Figure 1 is an explanatory diagram explaining the principle of the present invention, Figure 2
Figures A and B are characteristic diagrams showing the relationship between electrostatic latent image potential and image density depending on the applied alternating bias, and Figures 3 and 4 are sectional views of embodiments according to the present invention. DESCRIPTION OF SYMBOLS 1...Latent image holding member, 3, 11... Toner carrying member, 6a, 13a... Repulsion magnetic pole, 10... Alternating bias source, 7, 14... Magnetic toner.

Claims (1)

[Claims] 1. A magnetic toner layer is formed on a non-magnetic rotating body, and a magnetic field of a magnet included in the non-magnetic rotating body is generated at an opposing portion where the rotating body and the latent image forming body face each other with a gap maintained. In the developing method, a repulsive magnetic field is formed in the opposing portion by adjacent magnetic poles of the same polarity, and the minimum gap between the non-magnetic rotating body and the latent image forming body is larger than the thickness of the magnetic toner layer at this position.

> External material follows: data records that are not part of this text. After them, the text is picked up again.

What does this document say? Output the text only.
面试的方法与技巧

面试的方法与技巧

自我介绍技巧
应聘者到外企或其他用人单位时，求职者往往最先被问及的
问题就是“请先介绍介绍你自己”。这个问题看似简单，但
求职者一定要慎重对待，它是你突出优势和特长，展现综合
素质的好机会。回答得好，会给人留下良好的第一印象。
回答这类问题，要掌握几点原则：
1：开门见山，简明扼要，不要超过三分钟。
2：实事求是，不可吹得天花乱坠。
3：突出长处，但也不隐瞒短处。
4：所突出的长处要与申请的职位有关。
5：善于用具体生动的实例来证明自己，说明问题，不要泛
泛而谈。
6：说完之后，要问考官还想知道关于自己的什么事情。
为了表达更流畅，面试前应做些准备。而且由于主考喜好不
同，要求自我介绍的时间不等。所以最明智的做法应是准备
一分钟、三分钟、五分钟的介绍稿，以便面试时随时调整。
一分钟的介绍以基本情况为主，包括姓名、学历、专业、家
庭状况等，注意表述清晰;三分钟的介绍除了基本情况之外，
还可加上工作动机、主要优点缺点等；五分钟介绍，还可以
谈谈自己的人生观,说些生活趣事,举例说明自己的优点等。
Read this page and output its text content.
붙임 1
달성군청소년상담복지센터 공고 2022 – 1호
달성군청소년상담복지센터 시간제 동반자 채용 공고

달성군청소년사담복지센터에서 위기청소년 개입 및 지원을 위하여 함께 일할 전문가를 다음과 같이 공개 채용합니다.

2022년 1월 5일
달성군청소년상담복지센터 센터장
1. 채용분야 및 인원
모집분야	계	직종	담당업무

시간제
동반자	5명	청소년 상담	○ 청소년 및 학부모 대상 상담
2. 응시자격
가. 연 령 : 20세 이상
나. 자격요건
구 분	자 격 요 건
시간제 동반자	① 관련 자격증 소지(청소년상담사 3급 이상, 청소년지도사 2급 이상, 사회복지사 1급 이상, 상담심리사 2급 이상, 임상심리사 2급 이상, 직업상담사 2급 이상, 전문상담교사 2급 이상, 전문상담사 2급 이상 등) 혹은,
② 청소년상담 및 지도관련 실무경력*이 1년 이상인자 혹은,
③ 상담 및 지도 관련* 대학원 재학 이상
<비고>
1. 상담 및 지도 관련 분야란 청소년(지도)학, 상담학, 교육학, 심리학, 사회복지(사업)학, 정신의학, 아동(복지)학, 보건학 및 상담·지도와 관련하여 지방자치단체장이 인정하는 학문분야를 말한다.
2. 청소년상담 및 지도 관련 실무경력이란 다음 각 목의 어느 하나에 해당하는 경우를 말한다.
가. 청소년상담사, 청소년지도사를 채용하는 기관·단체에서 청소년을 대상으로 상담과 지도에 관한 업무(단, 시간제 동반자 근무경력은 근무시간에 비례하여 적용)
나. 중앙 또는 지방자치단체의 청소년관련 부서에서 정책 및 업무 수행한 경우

A developing method characterized in that a large alternating electric field is formed in the gap to repeatedly attach and detach magnetic toner from a latent image forming body. 2. A developing device comprising a movable non-magnetic rotating body on which a magnetic toner layer is formed, and fixed magnetic field generating means for applying a magnetic field to a developing section where the non-magnetic rotating body faces the latent image forming body with a gap therebetween. , the fixed magnetic field generating means has adjacent magnetic poles of the same polarity facing the developing section, the gap is larger than the layer thickness of the magnetic toner formed by the magnetic field generating means, and the gap is larger than the layer thickness of the magnetic toner formed by the magnetic field generating means; A developing device comprising means for forming an alternating electric field to repeatedly attach and detach magnetic toner from a latent image forming body.